We had considered openness in an adoption, but never had we thought we would have gone as open as we did. I tried to research possible outcomes with having an open adoption, and there just isn’t a lot of information to find.
When B was just 1 week old, we were encouraged to meet her birth mom for her first birth family visit. We were told that the birth mom was quite nice, and that there were no issues to be concerned with. No matter what anyone said, we were so scared to meet any of the birth family. Wouldn’t they automatically hate us? We went that day and dropped off little B and we met her birth mom. We didn’t say a lot, but just kept friendly and made nice out of an extremely awkward situation.
I didn’t take parental leave right away, so we both kept working full time and caring for a newborn thinking that the paternity test would happen and she’d be gone anytime. After 2 weeks went by, I had to go off, as I couldn’t physically and mentally have a full time job and care for little B. We were exhausted.
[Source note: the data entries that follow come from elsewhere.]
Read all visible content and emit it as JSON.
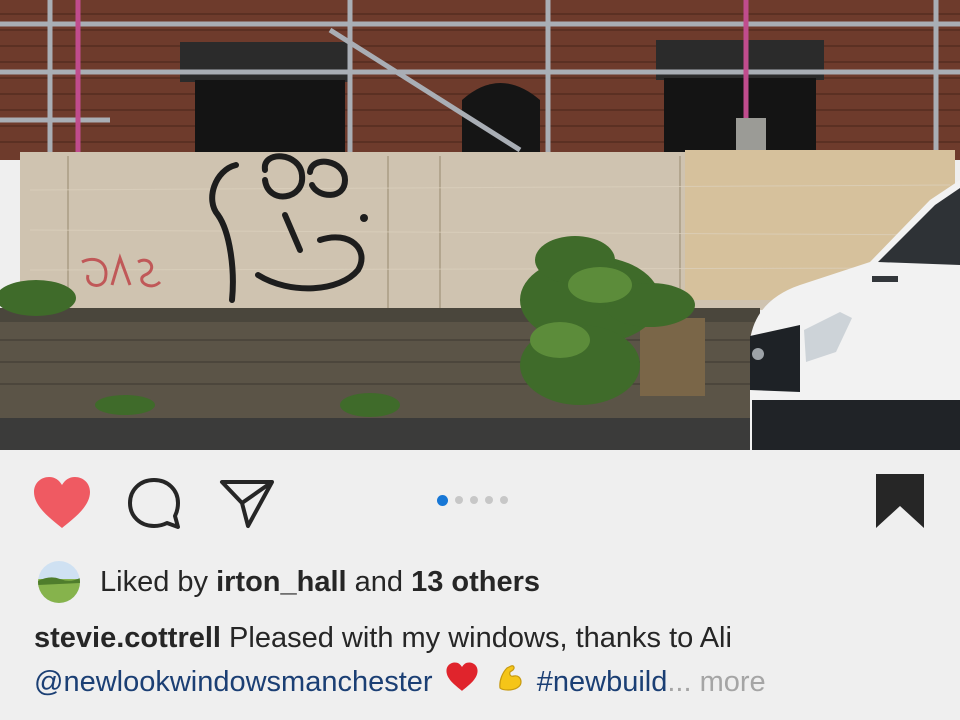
{
  "post": {
    "carousel": {
      "slide_count": 5,
      "active_index": 0
    },
    "likes": {
      "prefix": "Liked by ",
      "user": "irton_hall",
      "joiner": " and ",
      "others": "13 others"
    },
    "caption": {
      "username": "stevie.cottrell",
      "text": " Pleased with my windows, thanks to Ali",
      "mention": "@newlookwindowsmanchester",
      "emojis": [
        "red-heart",
        "flexed-biceps"
      ],
      "hashtag": "#newbuild",
      "ellipsis": "...",
      "more": " more"
    },
    "icons": {
      "like": "heart-icon",
      "comment": "comment-icon",
      "share": "paper-plane-icon",
      "save": "bookmark-icon"
    },
    "colors": {
      "like_active": "#ef5a62",
      "carousel_active": "#1777d6",
      "mention_link": "#1b3f74",
      "text": "#262626",
      "muted": "#a5a5a5"
    }
  }
}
I wondered, since the birth mom was friendly, maybe we should keep driving B to her visits and that way when the birth family sees us, they know that we aren’t bad people. I know B was too young to notice our interactions, but having a positive relationship with everyone involved would be a huge positive outcome for all. We did this pretty much from the start. We would take 5 minutes to discuss what she was eating, or things that she was doing. Just small chatter so that birth mom was involved in knowing what was going on in B’s life. For all we know, little B could go back. You had to live life basically thinking that she was going back to the birth family.
We had some issues with the courts changing our visit times, and it really threw a wrench in our daily lives of still getting our son to and from school. When you are driving a child 45 minutes each way to their visits, it makes for a long day. I would drop her off and then wait around in a city where I didn’t know anyone and had to waste 3 hours a day, 4 days a week. We did Sundays-Wednesdays so that we could have 3 days of normal living, but the courts really disrupted things. We ended up working a deal out which included having one hour with myself and the birth mom at the CAS agency, but with no CAS worker. It just made the situation a little more natural. The birth mom and I would sit on the carpet and play with little B and just talk about B. Was she rolling over? Was she crawling? It was a great time to get to know each other and realize that both parties were not “bad” people. I remember the birth mom talking to me about that first day we met. I was scared she would hate us, when in fact, she had just said that she was worried about the stranger that had her daughter. I honestly had never really thought that she would think of us being a stranger. It was interesting.
By having one hour together really made the situation better. Was there awkward moments? Of course! Were there comments about birth mom trying to find a kinship home for little B? Yes! Did it deep down hurt our feelings? Yes! We were attached to this little girl now. She was attached to us. We were at a point of no return.